By substituting (5.18) into (5.16) and (5.17), the aliasing and linear distortion functions of the analysis-synthesis filter bank become;

\[ D_A(z) = 0 \]  
\[ D_L(z) = \frac{1}{2} z^{-1}A_0(z^2)A_1(z^2) \]  

(5.19a)  
(5.19b)

where (5.19a) satisfies the complete alias cancellation while (5.19b) is an allpass filter which depicts that the amplitude distortion is eliminated. However, the perfect signal reconstruction is dependent on the phase responses of $A_0(z)$ and $A_1(z)$, thus phase distortion persists unless a linear phase is obtained between the input and the output of the system. Theoretically, the phase distortion can be cancelled by a synthesis filter bank whose polyphase components have the inverse transfer functions of the allpass
filters of the analysis filter bank as given by (5.20) and presented in Figure 5.4. This is a common practice for the FIR filter banks since the inverse of an FIR filter transfer function is easily achieved by the time-reversal (i.e. flipping) of the filter coefficients and as the system poles are all placed at \( z = 0 \) the filter stability is not effected.

\[
H(z) = \begin{bmatrix}
H_0(z) \\
H_1(z)
\end{bmatrix} = \frac{1}{2} \begin{bmatrix}
1 & 1 \\
1 & -1
\end{bmatrix} \begin{bmatrix}
A_0(z^2) \\
\bar{z}^{-1}A_1(z^2)
\end{bmatrix}
\] (5.20a)

\[
G(z) = \begin{bmatrix}
H_0(z^{-1}) \\
H_1(z^{-1})
\end{bmatrix} = \frac{1}{2} \begin{bmatrix}
A_0(z^{-2}) \\
\bar{z}A_1(z^{-2})
\end{bmatrix} \begin{bmatrix}
1 & 1 \\
1 & -1
\end{bmatrix}
\] (5.20b)

![Diagram of a one level IIR wavelet filter bank in polyphase structure with causal stable analysis and stable but anti-causal synthesis filters.](image)

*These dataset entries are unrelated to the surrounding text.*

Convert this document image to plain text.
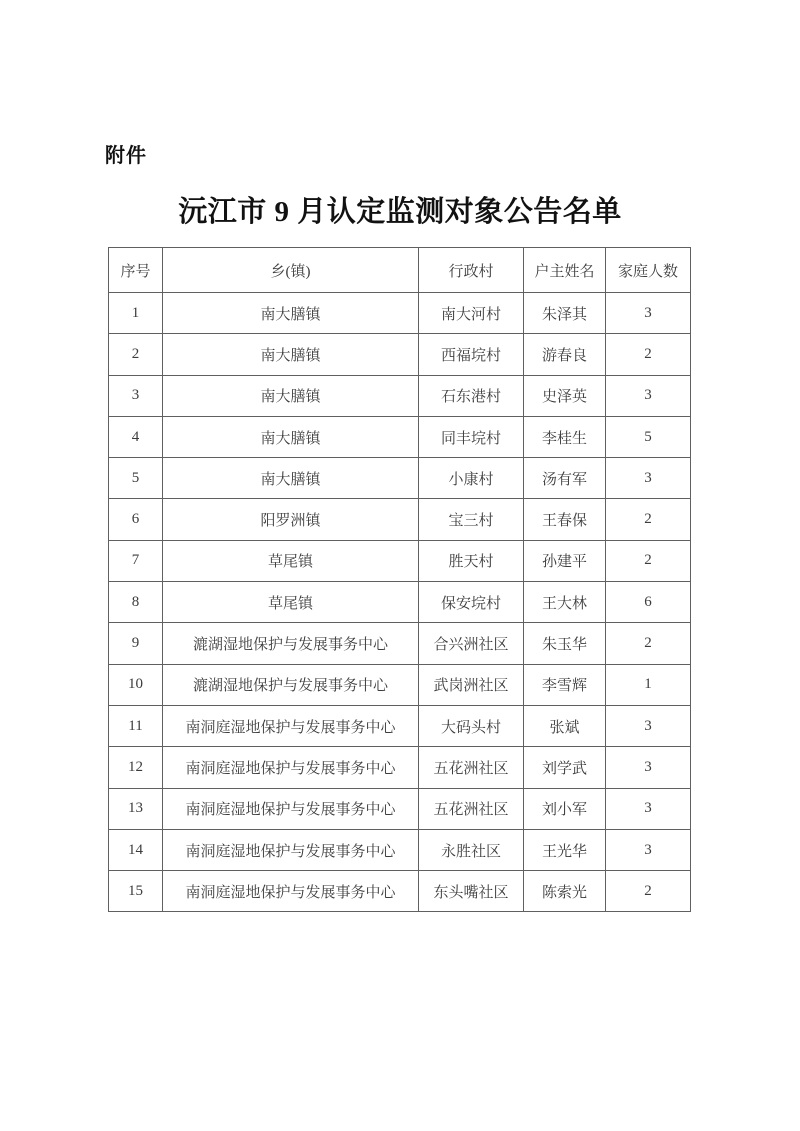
附件
沅江市 9 月认定监测对象公告名单
序号	乡(镇)	行政村	户主姓名	家庭人数
1	南大膳镇	南大河村	朱泽其	3
2	南大膳镇	西福垸村	游春良	2
3	南大膳镇	石东港村	史泽英	3
4	南大膳镇	同丰垸村	李桂生	5
5	南大膳镇	小康村	汤有军	3
6	阳罗洲镇	宝三村	王春保	2
7	草尾镇	胜天村	孙建平	2
8	草尾镇	保安垸村	王大林	6
9	漉湖湿地保护与发展事务中心	合兴洲社区	朱玉华	2
10	漉湖湿地保护与发展事务中心	武岗洲社区	李雪辉	1
11	南洞庭湿地保护与发展事务中心	大码头村	张斌	3
12	南洞庭湿地保护与发展事务中心	五花洲社区	刘学武	3
13	南洞庭湿地保护与发展事务中心	五花洲社区	刘小军	3
14	南洞庭湿地保护与发展事务中心	永胜社区	王光华	3
15	南洞庭湿地保护与发展事务中心	东头嘴社区	陈索光	2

Meanwhile, the linear distortion transfer function with the new synthesis filters is obtained by inserting (5.20a) and (5.20b) into (5.17) which becomes a function of both analysis and synthesis filters.

\[
D_L(z) = \frac{1}{2} \left( A_0(z^2)A_0(z^{-2}) + A_1(z^2)A_1(z^{-2}) \right) = \bar{z}^{-d}
\] (5.21)
Both $A_0(z^2)A_0(z^{-2})$ and $A_1(z^2)A_1(z^{-2})$ demonstrate the phase non-linearity is compensation as well as the cancellation of the amplitude and aliasing distortion. However, as it can be observed from (5.20b) that the time reversal of the IIR filter impulse response leads to either causal and unstable or anti-causal and stable filters, thus implementation of the synthesis filters is not as straight forward as FIR synthesis filter banks. This work presents two solutions for realising the anti-causal synthesis filters where the first solution employs the block processing method introduced by Powell and Chau [169] and the second one uses FIR approximations of the anti-causal IIR synthesis filters using analytical expressions [168] to achieve novel hybrid IIR/FIR wavelet systems for low-complexity biomedical applications.

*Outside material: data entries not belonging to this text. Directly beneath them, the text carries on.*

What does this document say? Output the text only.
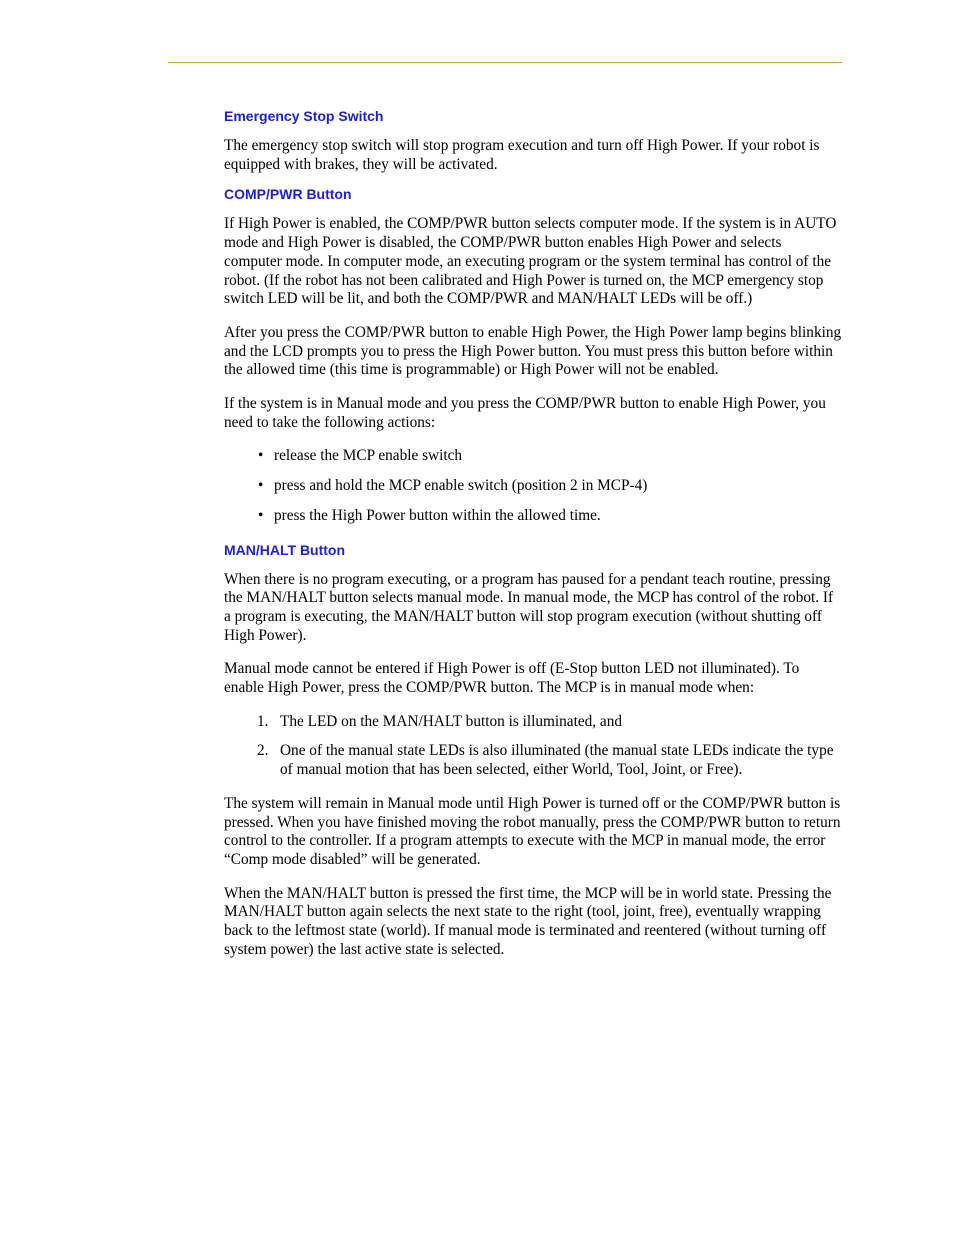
Emergency Stop Switch

The emergency stop switch will stop program execution and turn off High Power. If your robot is equipped with brakes, they will be activated.

COMP/PWR Button

If High Power is enabled, the COMP/PWR button selects computer mode. If the system is in AUTO mode and High Power is disabled, the COMP/PWR button enables High Power and selects computer mode. In computer mode, an executing program or the system terminal has control of the robot. (If the robot has not been calibrated and High Power is turned on, the MCP emergency stop switch LED will be lit, and both the COMP/PWR and MAN/HALT LEDs will be off.)

After you press the COMP/PWR button to enable High Power, the High Power lamp begins blinking and the LCD prompts you to press the High Power button. You must press this button before within the allowed time (this time is programmable) or High Power will not be enabled.

If the system is in Manual mode and you press the COMP/PWR button to enable High Power, you need to take the following actions:

• release the MCP enable switch
• press and hold the MCP enable switch (position 2 in MCP-4)
• press the High Power button within the allowed time.
MAN/HALT Button

When there is no program executing, or a program has paused for a pendant teach routine, pressing the MAN/HALT button selects manual mode. In manual mode, the MCP has control of the robot. If a program is executing, the MAN/HALT button will stop program execution (without shutting off High Power).

Manual mode cannot be entered if High Power is off (E-Stop button LED not illuminated). To enable High Power, press the COMP/PWR button. The MCP is in manual mode when:

1. The LED on the MAN/HALT button is illuminated, and
2. One of the manual state LEDs is also illuminated (the manual state LEDs indicate the type of manual motion that has been selected, either World, Tool, Joint, or Free).

The system will remain in Manual mode until High Power is turned off or the COMP/PWR button is pressed. When you have finished moving the robot manually, press the COMP/PWR button to return control to the controller. If a program attempts to execute with the MCP in manual mode, the error “Comp mode disabled” will be generated.

When the MAN/HALT button is pressed the first time, the MCP will be in world state. Pressing the MAN/HALT button again selects the next state to the right (tool, joint, free), eventually wrapping back to the leftmost state (world). If manual mode is terminated and reentered (without turning off system power) the last active state is selected.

5.3.1 The Block Processing Technique

In order to obtain a causal and stable implementation for the synthesis filter bank for infinite length input signals, the block processing techniques introduced by Powell and Chau [169] is employed in this work, which was originally introduced to achieve approximate linear phase IIR filters. The feedback path in the IIR filter structure results in infinite duration impulse response which continues with decaying amplitudes. Thus, physical realisation of such a filter results in finite duration since the parasitic oscillations cannot be fully represented with the resolution supported by finite precision. Therefore, truncation naturally occurs due to the hardware limitations which indicates that the filter response can be approximated with a truncated version of the impulse response. Length of the truncated impulse is dependent on the filter order since higher orders result in longer impulse responses.
Truncation enables the implementation of non-causal time reversed filters in real time by using the overlap-add method [170]. In this method, an infinite length input sequence is divided into non-overlapping small blocks with sufficient number of samples and each block is filtered by two causal and stable IIR filters. Then the outputs are truncated and combined to get the continuous output sequence. The size of the input blocks are proportional to the length of the impulse response. In theory, the length of the input blocks \( L \) must be larger than the length of the physical realization of the impulse response \( h(k) \) so that the filter output length is less than or equal to \( 2L - 1 \) where (5.22) shows the segmented input,

\[
x(k) = \sum_{n=0}^{\infty} x_n(k) \quad \text{where}
\]

\[
x_n(k) = \begin{cases} 
x(k) & nL \leq k \leq (n + 1)L - 1 \\
0 & \text{elsewhere}
\end{cases}
\]  

(5.22)

where \( x(k) \) is the infinitely long input and \( x_n(k) \) represents the non-overlapping blocks of length \( L \). To compute the non-causal time reversed filter output, each block of input sequence is convolved with the time reversed impulse response \( h(-k) \) with the assumption that \( h(-k) \) is of finite length and equals 0 for \( k > L \). Then the output of each block is computed by the addition of two \( 2L - 1 \) length convolution outputs from the adjacent input blocks of length \( L \) as shown in (5.23).
\begin{align*}
y_n(k) &= x(k) \ast h(-k) \quad \text{for } nL \leq k \leq (n+1)L - 1 \\
&= \sum_{m=k}^{n+L} x(m) h(k-m) \\
&= \sum_{m=k}^{(n+1)L-1} x(m) h(k-m) + \sum_{m=(n+1)L}^{k+L} x(m) h(k-m) \\
&= h(-k) x_n(k) + h(-k) x_{n+1}(k) \\
&= X_n^L + X_{n+1}^T \\
y(k) &= \sum_{k=0}^{\infty} y_n(k)
\end{align*}

(5.23)

where \( y_n(k) \) is the output of each input block, \( X_n^L \) and \( X_{n+1}^T \) consist of the first and the last \( L \) outputs of the adjacent input blocks, respectively and \( y(k) \) is the non-causal time reversed filter output \[169\]. Thus, the real-time implementation of this procedure requires the following steps;

1. Store the input sequence into a \( L \)-length Last-in First-out (LIFO) register to obtain time reversed version of each input segment, \( x_n(-k) \).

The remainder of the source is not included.